Karar, davalılar vekili tarafından süresinde duruşma duruşma istekli temyiz edilmiş olmakla; Tetkik Hakimi ...’nin raporu okundu, düşüncesi alındı. Dosya incelendi, duruşma isteği değerden reddedilip, gereği görüşülüp düşünüldü.
-KARAR-
Dava, elatmanın önlenmesi ve yıkım istemlerine ilişkindir.
Davalılar yönünden 3402 sayılı Kadastro Kanununun 13/B-b maddesindeki şartların oluştuğu ve davacıların taleplerinin hakkın kötüye kullanılması niteliğinde olduğu gerekçesiyle davanın reddine dair verilen karar, Dairece; "Bilindiği üzere, tapulu taşınmazların kadastro tespitinden sonra harici satışı, Medeni Kanunun 706., Borçlar Kanunun 213. ve Tapu Kanunun 26. maddelerinde öngörülen şekil koşullarını taşımaması nedeniyle geçerli sayılamayacağı ve geçersiz sözleşme karşısında kayıt malikinin mülkiyet hakkının üstün kılınacağı kuşkusuzdur.Hal böyle olunca, mülkiyet hakkına üstünlük tanınmak suretiyle davanın kabul edilmesi gerekirken yanılgılı değerlendrime ile yazılı biçimde hüküm kurulması doğru değildir." gerekçesiyle bozulmuş, mahkemece hükmüne uyulan bozma ilamı doğrultusunda yapılan yargılama neticesinde davanın kabulüne karar verilmiştir.
Dosya içeriğine, toplanan delillere, hükmün dayandığı yasal ve hukuksal gerekçeye, delillerin takdirinde bir isabetsizlik bulunmamasına ve özellikle bozmaya uygun işlem yapıldığına göre yazılı şekilde karar verilmesi doğrudur. Davalılar vekilinin temyiz itirazları yerinde değildir, REDDİNE.
Ancak, keşfen saptanan dava değeri, elatılan alan bedeli 2.808,60 TL ile yıkımı istenen yapı bedeli 14.267,10 TL"nin toplamı 17.075,70 TL olduğundan, bu değer üzerinden karar ve ilam harcı alınması yerine, eksik harca hükmedilmesi isabetsizdir. Harç konusu kamu düzeniyle ilgili olup, temyiz edenin sıfatına bakılmaksızın mahkemece resen gözetilmelidir.

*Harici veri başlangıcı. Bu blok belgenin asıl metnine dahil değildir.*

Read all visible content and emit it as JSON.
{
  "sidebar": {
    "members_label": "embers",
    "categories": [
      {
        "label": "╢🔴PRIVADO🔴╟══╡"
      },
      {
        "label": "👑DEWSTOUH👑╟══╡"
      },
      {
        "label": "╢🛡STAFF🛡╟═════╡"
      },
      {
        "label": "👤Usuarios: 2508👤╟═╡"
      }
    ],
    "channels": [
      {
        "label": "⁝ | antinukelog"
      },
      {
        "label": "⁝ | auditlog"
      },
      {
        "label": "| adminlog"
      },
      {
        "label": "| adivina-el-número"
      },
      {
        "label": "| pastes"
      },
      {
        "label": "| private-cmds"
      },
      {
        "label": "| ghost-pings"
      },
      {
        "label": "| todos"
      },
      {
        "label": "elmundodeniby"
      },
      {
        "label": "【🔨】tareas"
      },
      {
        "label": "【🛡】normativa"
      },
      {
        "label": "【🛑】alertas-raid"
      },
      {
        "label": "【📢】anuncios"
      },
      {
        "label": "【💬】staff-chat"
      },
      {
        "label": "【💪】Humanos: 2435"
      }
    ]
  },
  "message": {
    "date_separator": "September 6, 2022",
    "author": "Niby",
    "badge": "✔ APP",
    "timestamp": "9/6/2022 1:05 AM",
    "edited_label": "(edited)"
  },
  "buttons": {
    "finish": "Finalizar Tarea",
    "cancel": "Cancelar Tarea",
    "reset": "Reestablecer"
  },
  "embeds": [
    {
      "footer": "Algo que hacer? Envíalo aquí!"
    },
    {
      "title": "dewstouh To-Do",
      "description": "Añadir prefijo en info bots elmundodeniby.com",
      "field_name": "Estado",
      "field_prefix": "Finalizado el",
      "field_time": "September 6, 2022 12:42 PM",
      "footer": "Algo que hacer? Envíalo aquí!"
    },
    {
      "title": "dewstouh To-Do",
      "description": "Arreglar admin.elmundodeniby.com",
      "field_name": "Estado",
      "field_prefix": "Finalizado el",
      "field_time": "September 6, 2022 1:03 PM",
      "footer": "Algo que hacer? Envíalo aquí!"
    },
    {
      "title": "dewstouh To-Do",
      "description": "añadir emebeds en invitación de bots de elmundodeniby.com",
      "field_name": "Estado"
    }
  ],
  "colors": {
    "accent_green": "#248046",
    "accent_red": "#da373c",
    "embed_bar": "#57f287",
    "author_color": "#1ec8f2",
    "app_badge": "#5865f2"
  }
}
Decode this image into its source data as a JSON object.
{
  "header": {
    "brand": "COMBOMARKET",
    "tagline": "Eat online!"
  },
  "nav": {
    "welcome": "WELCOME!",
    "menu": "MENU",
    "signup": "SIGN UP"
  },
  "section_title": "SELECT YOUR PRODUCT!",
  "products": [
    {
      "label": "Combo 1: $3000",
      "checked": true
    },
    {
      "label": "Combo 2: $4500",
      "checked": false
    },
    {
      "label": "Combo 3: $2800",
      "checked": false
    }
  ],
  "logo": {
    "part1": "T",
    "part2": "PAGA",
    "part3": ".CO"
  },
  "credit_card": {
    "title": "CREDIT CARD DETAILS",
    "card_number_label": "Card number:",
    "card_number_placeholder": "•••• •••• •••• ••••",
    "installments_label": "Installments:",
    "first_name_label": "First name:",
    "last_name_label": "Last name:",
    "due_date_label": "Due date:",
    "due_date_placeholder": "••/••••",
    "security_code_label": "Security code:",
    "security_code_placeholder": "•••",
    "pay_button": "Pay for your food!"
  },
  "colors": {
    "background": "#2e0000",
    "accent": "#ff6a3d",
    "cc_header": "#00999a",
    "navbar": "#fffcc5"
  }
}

Ne var ki, anılan husus yeniden yargılama yapılmasını zorunlu kılmadığından, mahkeme kararının hüküm kısmının 4. paragrafının hükümden çıkarılarak yerine "Harçlar Yasası uyarınca hesaplanan ve alınması gereken 1.166,44 TL karar harcından, peşin alınan 178,20 TL harcın mahsup edilerek, bakiye 1.488,24 TL harcın davalılardan müştereken ve müteselsilen tahsili ile Hazineye gelir kaydedilmesine," cümlesinin yazılmasına, davalıların temyizi üzerine resen yapılan inceleme sonucunda 6100 sayılı HMK"nin geçici 3. maddesi yollamasıyla 1086 sayılı HUMK"nun 438/7. maddesi uyarınca hükmün bu şekliyle DÜZELTİLEREK ONANMASINA, alınan peşin harcın temyiz edene geri verilmesine, 01.06.2017 tarihinde oybirliğiyle karar verildi.